The Herald on Sunday

SNP’s Sillars warns party must shift to left to stay in power

- BY ANDREW WHITAKER

FORMER SNP deputy leader Jim Sillars has warned his party it must shift to the left to retain power. The veteran independen­ce campaigner believes the SNP could lose power because of support for Labour leader Jeremy Corbyn’s policies, particular­ly in Scotland’s central belt.

Sillars issued the stark warning to his party ahead of the start of the SNP conference in Glasgow today. In an interview with the Sunday Herald to mark his 80th birthday he said working-class areas in the central belt would be a key battlegrou­nd between Labour and the SNP – and if left-winger Richard Leonard was Scottish Labour leader SNP MSPs there would be vulnerable. When asked if the SNP could lose its majority at Holyrood, Sillars said: “I believe they could.”

Sillars believes the SNP leadership has failed to grasp the threat Corbyn poses to its grip on office. He said that “what Corbyn’s been punting is a distinctiv­e socialist answer to the austerity created by modern capitalism. That will be a massive factor in Labour’s favour across the central belt. That socialist approach has attraction and Labour has regained belief in Scotland. The SNP now faces a formidable foe at Westminste­r. Unless the SNP comes up with more left-wing policies it will find itself in difficulty.”

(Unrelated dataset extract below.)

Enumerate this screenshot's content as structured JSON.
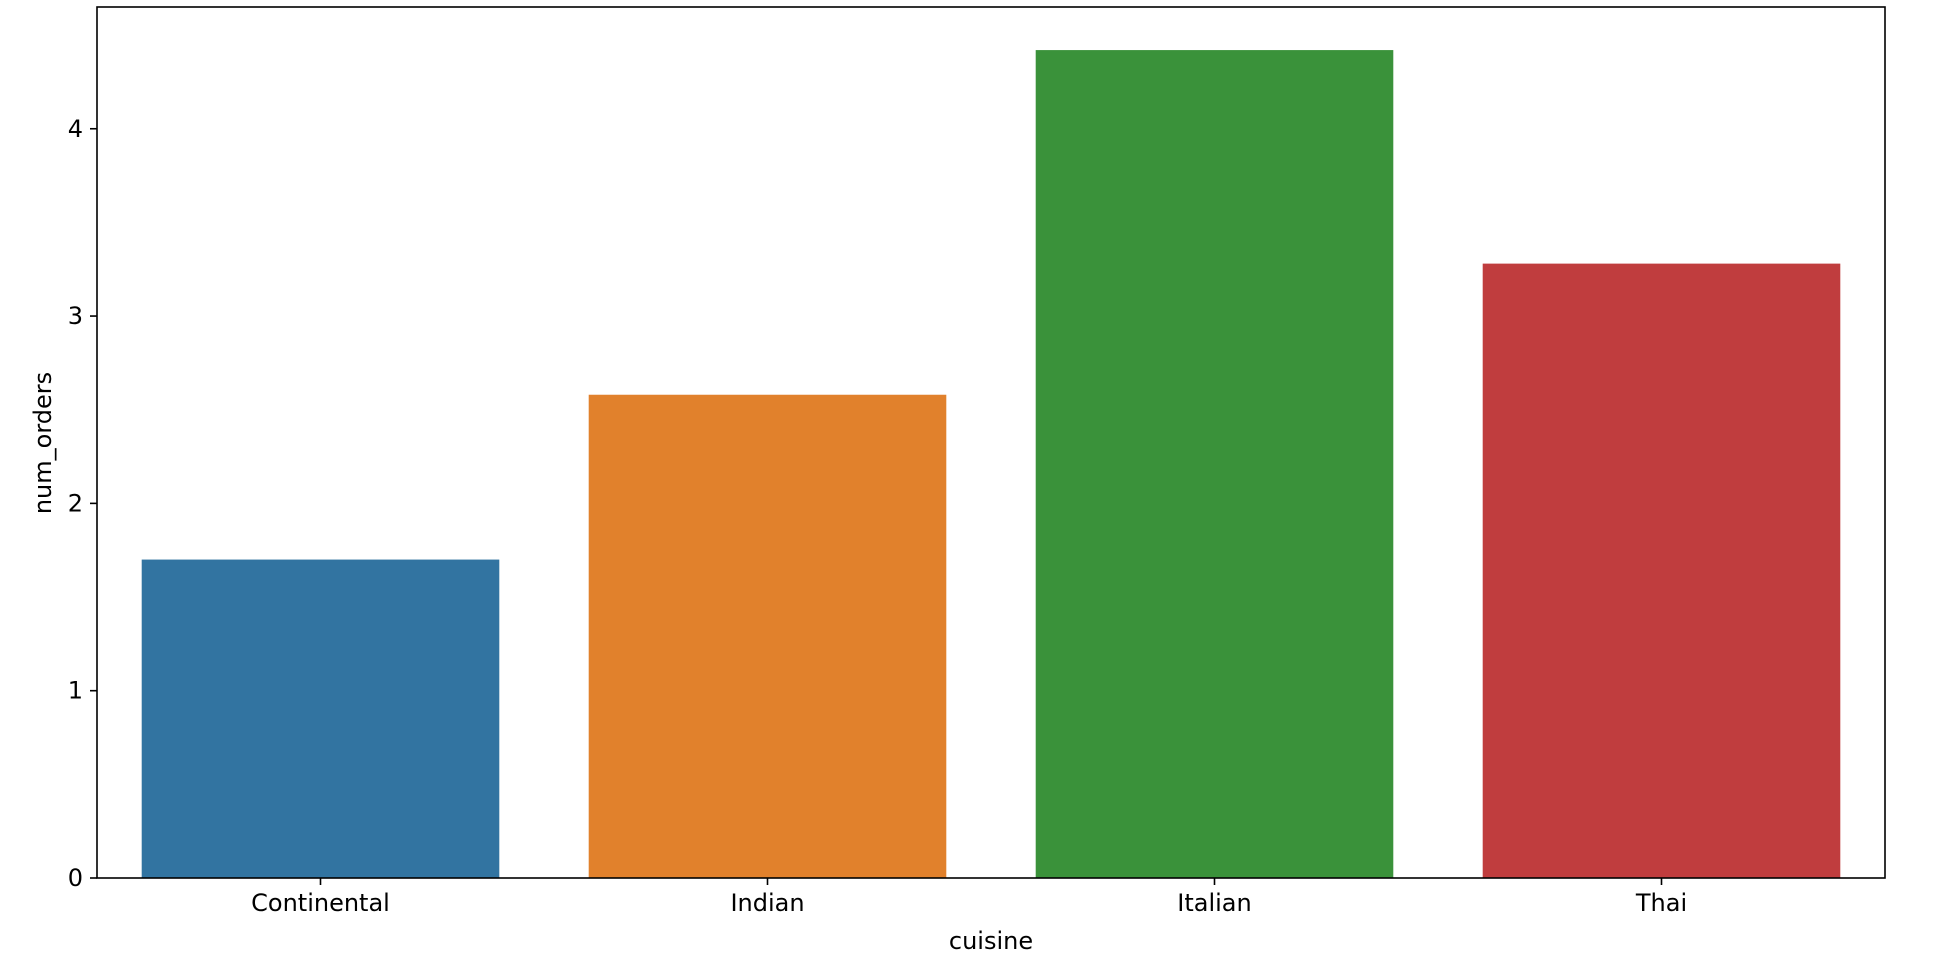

Sillars said Corbyn left-wing agenda was attracting independen­ce supporters in central Scotland.

The SNP lost six Westminste­r seats to Labour in the election in June. But Sillars warned that the party faced losses to Labour on a much greater scale at the 2021

Holyrood election. Sillars served as a Labour MP for South Ayrshire and later as the SNP MP for Glasgow Govan, but he said Corbyn’s opposition to independen­ce meant he could not leave the SNP to rejoin Labour.

However, he warned that Corbyn’s plans for renational­isation and wealth redistribu­tion were popular with working-class Yes voters.

He said members of his own family who were “serious” independen­ce supporters had voted for Corbyn on June 8.

“I read the Labour Party manifesto and I found very little to disagree with,” he said. “I don’t know whether people are aware of the Corbyn threat. They don’t understand what’s at the heart of Corbyn’s programme. It’s not a Marxist analysis of capitalism. But everybody knows that the idea that we live and die by the market is a blatant lie.”

Sillars suggested that Leonard could be swept to power on a Corbynite platform in 2021 even with Scottish Labour currently the third party at Holyrood.